Erschienen in der Neuen Westfälischen Zeitung
am 5. September 2006:


DIE FRAU IN DER GAMBENMUSIK


Bielefeld-Kirchdornberg. Sie sind wohl die treuesten, zugleich renommiertesten Stammgäste der “historischen” Peterskirchenmusikreihe. Vor 25 Jahren, wie Kantor und Impresario Hans-Martin Knappe mit Blumendank nachschickte, ist das Marais Consort um Gründerchef Hans-Georg Kramer hier erstmalig aufgetreten und steht inzwischen im In- und Ausland für Gambenmusik der Spitzenklassse.
Ihr diesmal präsentiertes Programm drehte sich unter dem Liedtitel “La Organistina bella” um die Frau in der Musik der Spätrenaissance und des frühen Barock. Als komponierendes Subjekt war sie in der männerdominierten Musikwelt selbst dieser betont aufgeschlossenen Epoche eine Rarität. Immerhin wurde man – wobei frau in der aktuellen Marais-Formation mit Hans-Georg Kramer, Rebeka Rusó, Hermann Hickethier, Irene Klein und Ingelore Schubert am Cembalo in der Überzahl ist – bei zwei Settecento-Vertreterinnen fündig: Schön canzonen-streng klang’s zum Eingang bei der Tessiner Klosterschwester Claudia Francesca Rusca, aufregend improvisatorisch durchblitzt in einer Sinfonia der Leonora Duarte.
Als kompositorisches Objekt war das schöne Geschlecht umso präsenter.
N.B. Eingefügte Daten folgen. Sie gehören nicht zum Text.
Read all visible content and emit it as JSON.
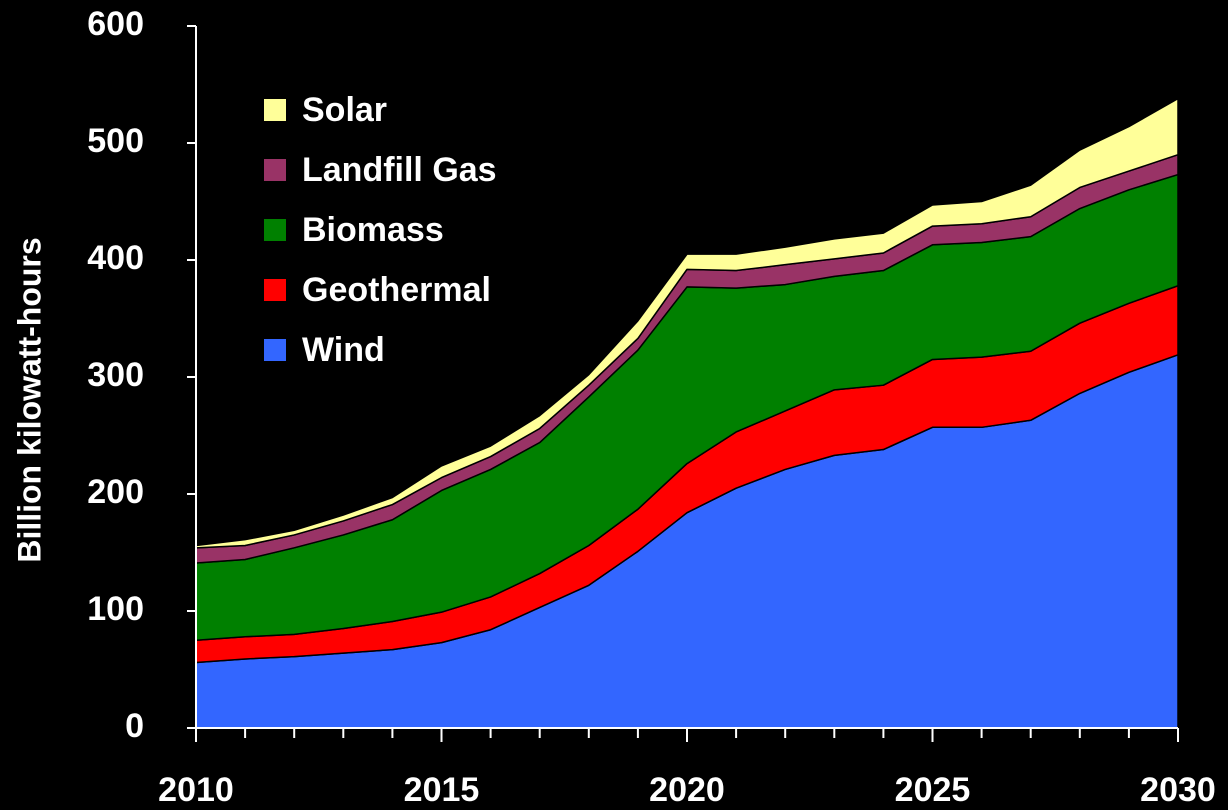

Überaus klanggewichtig und echoverspielt etwa Adriano Banchieris Huldigung an oben genannte “schöne Orgelspielerin”, der noch weitere Damen-Canzonen und Fantasien in wunderschöner dynamischer und imitatorischer Durchzeichnung folgten … Noch vielfältiger dokumentierten die Marais den melodisch drall bis überbordend gesetzten Tanzlied-run aufs “braune Mädelein”, den vom Antwerpener Drucker Tilman Susato besorgten Ohrwurmhit des Jahres 1511.
Mit Samuel Scheidts groß angelegtem Variationszyklus darüber setzte die großartige Ingelore Schubert so virtuos-hochgestimmt wie beschlagen kunstvoll ein Glanzlicht und wurde dafür ausweislich des Beifalls vom Dornberger Kenner-Publikum als ungekrönte Königin des Konzerts gefeiert.
Weiters ließ das Marais-Gambenquartett ausdrucksvolle Klangsinnlichkeit in Liebesmadrigalen des Spaniers Juan Vasques, seidig melancholisches Flair in Eustache du Caurroys Fantasien über “Une jeune fillette” hören. Zum hochbarocken Kehraus wurde nach zwei leicht klangspitz intonierten Préludes mit einer Sarabande und Gigue von Marc-Antoine Charpentier aufgespielt. Schließlich sind Frauen auch zum Tanzen absolut unentbehrlich.